The concept was put forward by President Jiang Zemin early this year and parallels to the popular principle of "governing the country according to law."
If the whole nation can abide strictly by moral standards, malicious activities will be significantly decreased, said Ding. He added that good morale should be developed in a wealthy society where most people have sound educational background.
Therefore, the development of the economy would ultimately benefit the campaign. "To curb corruption, a country should build a mature market economy and bring it fully under the protection of law," he added.
Shi Liwen, an NPC deputy and president of China's number one construction conglomerate based in Shanghai, felt proud that few corruption scandals have reported in the city, saying that Shanghaiers' law awareness and the city's improved supervision system have contributed a lot.
"In the city, from officials to citizens, people have been more accustomed to doing things according to laws and norms," he said. "There is no need to trade principles by venturing upon life and freedom."

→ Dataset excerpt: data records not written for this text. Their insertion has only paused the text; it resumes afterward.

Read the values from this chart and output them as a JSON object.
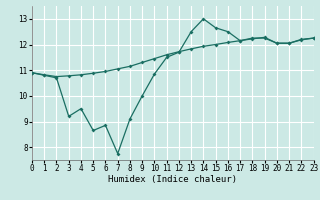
{
  "xlabel": "Humidex (Indice chaleur)",
  "bg_color": "#cce9e5",
  "grid_color": "#ffffff",
  "line_color": "#1a6e62",
  "line1_x": [
    0,
    1,
    2,
    3,
    4,
    5,
    6,
    7,
    8,
    9,
    10,
    11,
    12,
    13,
    14,
    15,
    16,
    17,
    18,
    19,
    20,
    21,
    22,
    23
  ],
  "line1_y": [
    10.9,
    10.8,
    10.7,
    9.2,
    9.5,
    8.65,
    8.85,
    7.75,
    9.1,
    10.0,
    10.85,
    11.5,
    11.7,
    12.5,
    13.0,
    12.65,
    12.5,
    12.15,
    12.25,
    12.25,
    12.05,
    12.05,
    12.2,
    12.25
  ],
  "line2_x": [
    0,
    1,
    2,
    3,
    4,
    5,
    6,
    7,
    8,
    9,
    10,
    11,
    12,
    13,
    14,
    15,
    16,
    17,
    18,
    19,
    20,
    21,
    22,
    23
  ],
  "line2_y": [
    10.9,
    10.82,
    10.75,
    10.78,
    10.82,
    10.88,
    10.95,
    11.05,
    11.15,
    11.3,
    11.45,
    11.6,
    11.72,
    11.83,
    11.93,
    12.0,
    12.08,
    12.15,
    12.22,
    12.28,
    12.05,
    12.05,
    12.18,
    12.25
  ],
  "xlim": [
    0,
    23
  ],
  "ylim": [
    7.5,
    13.5
  ],
  "yticks": [
    8,
    9,
    10,
    11,
    12,
    13
  ],
  "xticks": [
    0,
    1,
    2,
    3,
    4,
    5,
    6,
    7,
    8,
    9,
    10,
    11,
    12,
    13,
    14,
    15,
    16,
    17,
    18,
    19,
    20,
    21,
    22,
    23
  ],
  "font_size": 6.5,
  "tick_font_size": 5.5,
  "lw": 0.9,
  "marker_size": 2.0
}
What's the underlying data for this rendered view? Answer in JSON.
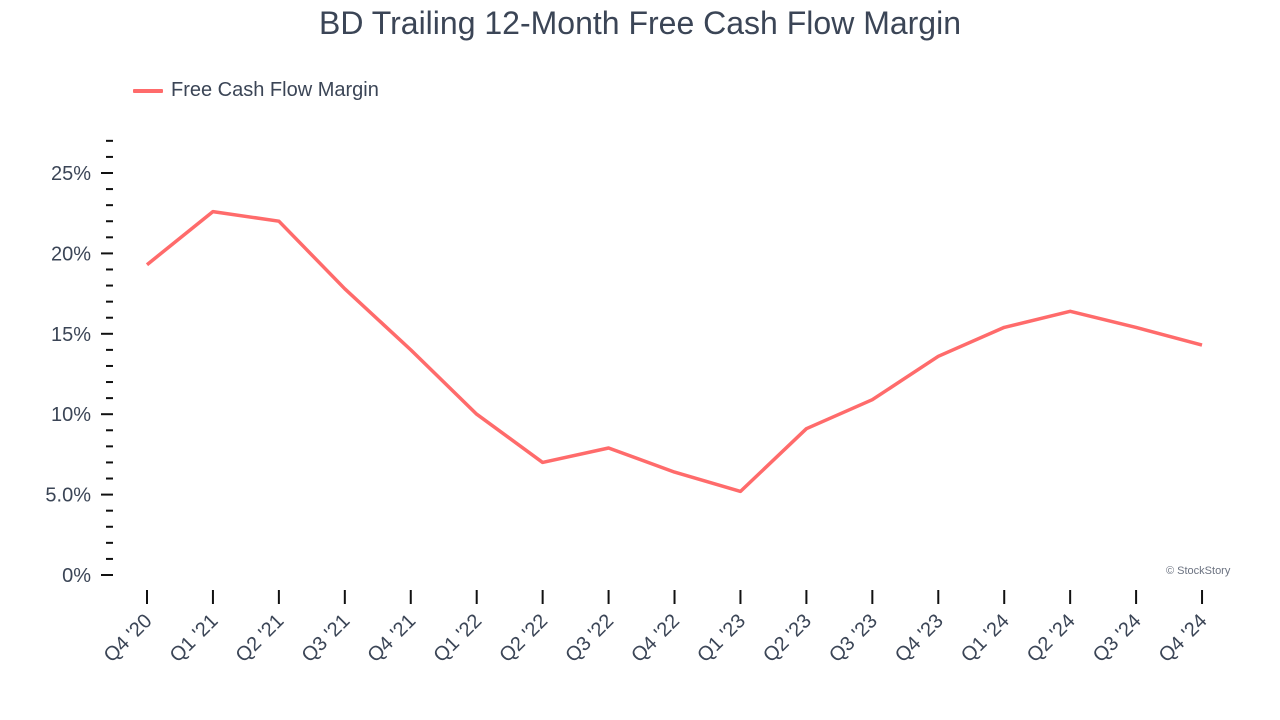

Reports say that Shanghai, China's most fashionable city in reform and opening up, is ready to internationalize itself and create a modern system under which the government's function is to provide services to companies and citizens, and bureaucratism and authoritarianism, the hot bed of corruption, will be buried.
So, who will be the next target? Maybe, neither to Shanghaiers, nor to the entire nation, it will be a hot topic several years later.